Loris Cecchini: I remember that there was also an exhibition at the New Museum in New York, titled Unmonumental in 2007, inspired by this thesis. I do not believe at all that my sculpture gives a sense of precariousness, on the contrary, I believe that it gives a sense of flux, of an open but solid and structured form. If there is a sense of precariousness, only poetic, it can perhaps be found in the watercolours, in the flaking of the sheet, of the colour.
In my opinion, the attitude described by Bourriaud was a normal reaction to the monumentality of the 2000s, to the works of Anish Kapoor or Olafur Eliasson, for example. Artists have to distinguish themselves from other artists’ languages. In younger generations today, attitudes have changed, precariousness has given way to the knowledge of how to perfectly ‘package’ an artwork, an attitude linked to a profoundly changed world and art market. Many galleries are multinational brands, the artist himself has become a brand. There is a strong aesthetic sense, but going back to the idea of a social dimension, I wouldn’t be able to tell how young artists position themselves.

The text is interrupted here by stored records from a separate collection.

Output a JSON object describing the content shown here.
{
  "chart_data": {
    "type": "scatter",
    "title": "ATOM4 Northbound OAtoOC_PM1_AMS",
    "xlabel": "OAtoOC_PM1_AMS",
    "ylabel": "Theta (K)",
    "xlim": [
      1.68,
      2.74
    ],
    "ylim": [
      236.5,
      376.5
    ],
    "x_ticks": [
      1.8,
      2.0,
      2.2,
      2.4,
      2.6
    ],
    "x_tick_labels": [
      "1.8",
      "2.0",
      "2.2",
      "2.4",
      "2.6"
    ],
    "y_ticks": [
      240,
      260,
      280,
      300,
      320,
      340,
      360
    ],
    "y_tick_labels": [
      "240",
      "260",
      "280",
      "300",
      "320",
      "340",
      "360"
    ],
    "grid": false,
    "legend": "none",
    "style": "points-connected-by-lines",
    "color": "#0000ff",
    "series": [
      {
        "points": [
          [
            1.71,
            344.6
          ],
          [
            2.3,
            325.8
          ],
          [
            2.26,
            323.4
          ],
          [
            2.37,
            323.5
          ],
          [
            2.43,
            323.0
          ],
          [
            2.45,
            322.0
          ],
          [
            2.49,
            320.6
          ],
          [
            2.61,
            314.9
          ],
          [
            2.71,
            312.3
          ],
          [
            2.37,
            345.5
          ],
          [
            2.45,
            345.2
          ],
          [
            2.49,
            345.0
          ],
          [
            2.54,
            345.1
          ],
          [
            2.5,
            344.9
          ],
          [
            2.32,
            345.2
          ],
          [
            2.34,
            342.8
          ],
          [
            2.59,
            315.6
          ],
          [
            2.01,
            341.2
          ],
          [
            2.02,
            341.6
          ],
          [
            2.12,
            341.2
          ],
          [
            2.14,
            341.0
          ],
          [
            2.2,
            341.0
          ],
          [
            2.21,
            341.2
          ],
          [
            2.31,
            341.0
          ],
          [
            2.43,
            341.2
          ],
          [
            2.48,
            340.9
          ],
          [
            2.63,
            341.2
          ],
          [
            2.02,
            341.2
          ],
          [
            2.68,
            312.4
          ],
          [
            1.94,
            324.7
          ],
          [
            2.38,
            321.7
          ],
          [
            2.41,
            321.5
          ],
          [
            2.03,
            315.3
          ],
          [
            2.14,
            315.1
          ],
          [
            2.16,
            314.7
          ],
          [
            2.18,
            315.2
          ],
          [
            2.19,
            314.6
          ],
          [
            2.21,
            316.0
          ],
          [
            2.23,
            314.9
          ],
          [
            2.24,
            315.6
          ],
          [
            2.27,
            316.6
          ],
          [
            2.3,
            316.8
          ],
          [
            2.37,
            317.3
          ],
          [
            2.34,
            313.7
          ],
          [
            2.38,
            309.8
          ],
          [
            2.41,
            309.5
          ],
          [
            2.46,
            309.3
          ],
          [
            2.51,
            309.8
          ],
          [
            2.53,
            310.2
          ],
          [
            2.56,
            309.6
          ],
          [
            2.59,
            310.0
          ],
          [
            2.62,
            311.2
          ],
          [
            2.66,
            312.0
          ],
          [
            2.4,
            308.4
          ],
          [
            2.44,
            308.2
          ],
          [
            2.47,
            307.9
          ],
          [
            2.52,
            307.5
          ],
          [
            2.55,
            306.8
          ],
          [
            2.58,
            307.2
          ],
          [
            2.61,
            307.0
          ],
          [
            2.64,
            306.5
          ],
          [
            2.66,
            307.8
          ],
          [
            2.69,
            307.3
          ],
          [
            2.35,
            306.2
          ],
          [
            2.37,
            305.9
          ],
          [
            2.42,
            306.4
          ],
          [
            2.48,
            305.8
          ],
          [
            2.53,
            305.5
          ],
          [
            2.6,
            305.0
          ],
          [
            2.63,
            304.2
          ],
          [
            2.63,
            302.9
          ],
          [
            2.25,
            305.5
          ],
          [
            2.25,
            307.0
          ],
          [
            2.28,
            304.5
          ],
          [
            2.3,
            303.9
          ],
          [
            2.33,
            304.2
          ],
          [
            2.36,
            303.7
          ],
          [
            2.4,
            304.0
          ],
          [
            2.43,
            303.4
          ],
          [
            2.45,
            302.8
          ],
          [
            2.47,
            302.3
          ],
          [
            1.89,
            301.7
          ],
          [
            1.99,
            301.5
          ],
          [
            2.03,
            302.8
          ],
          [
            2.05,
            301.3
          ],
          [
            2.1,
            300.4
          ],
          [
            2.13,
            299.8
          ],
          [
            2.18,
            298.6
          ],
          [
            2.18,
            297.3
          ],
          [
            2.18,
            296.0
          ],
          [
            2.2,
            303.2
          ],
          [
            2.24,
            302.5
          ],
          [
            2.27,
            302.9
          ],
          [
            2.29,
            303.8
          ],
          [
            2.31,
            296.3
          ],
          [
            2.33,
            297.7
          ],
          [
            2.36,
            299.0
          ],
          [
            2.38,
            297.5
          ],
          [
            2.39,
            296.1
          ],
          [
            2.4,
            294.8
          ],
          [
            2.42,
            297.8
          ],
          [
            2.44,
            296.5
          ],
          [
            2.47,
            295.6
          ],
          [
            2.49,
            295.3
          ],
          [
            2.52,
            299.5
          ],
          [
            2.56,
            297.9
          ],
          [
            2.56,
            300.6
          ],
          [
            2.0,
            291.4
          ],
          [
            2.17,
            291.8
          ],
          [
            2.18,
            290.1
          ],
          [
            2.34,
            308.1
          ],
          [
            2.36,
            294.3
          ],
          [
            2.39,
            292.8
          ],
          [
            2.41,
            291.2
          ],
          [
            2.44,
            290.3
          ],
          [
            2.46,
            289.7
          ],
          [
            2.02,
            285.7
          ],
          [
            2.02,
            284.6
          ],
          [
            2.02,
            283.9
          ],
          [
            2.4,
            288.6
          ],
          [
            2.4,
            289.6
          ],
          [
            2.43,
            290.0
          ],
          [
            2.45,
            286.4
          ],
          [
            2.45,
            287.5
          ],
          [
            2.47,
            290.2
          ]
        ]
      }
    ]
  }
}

Finally, how has your way of ‘inhabiting space’ changed over time?
Loris Cecchini: Perhaps today the primitive dimension of the sense of living and protection, which was present in the cocoon shapes, my caravans for example, is lost. The work also changes by virtue of the time in which it is practiced, and today the intrinsic nature of the materials, the nano and macro-spatial dimensions, intrigue me even more than architecture. I return to architectural dynamics thanks to modules. The explosion of the work gives me the opportunity to build organisms, to design a type of sculpture that expands and contracts in space, which loses mass to become cosmogony and to say that all matter is intrinsically particle.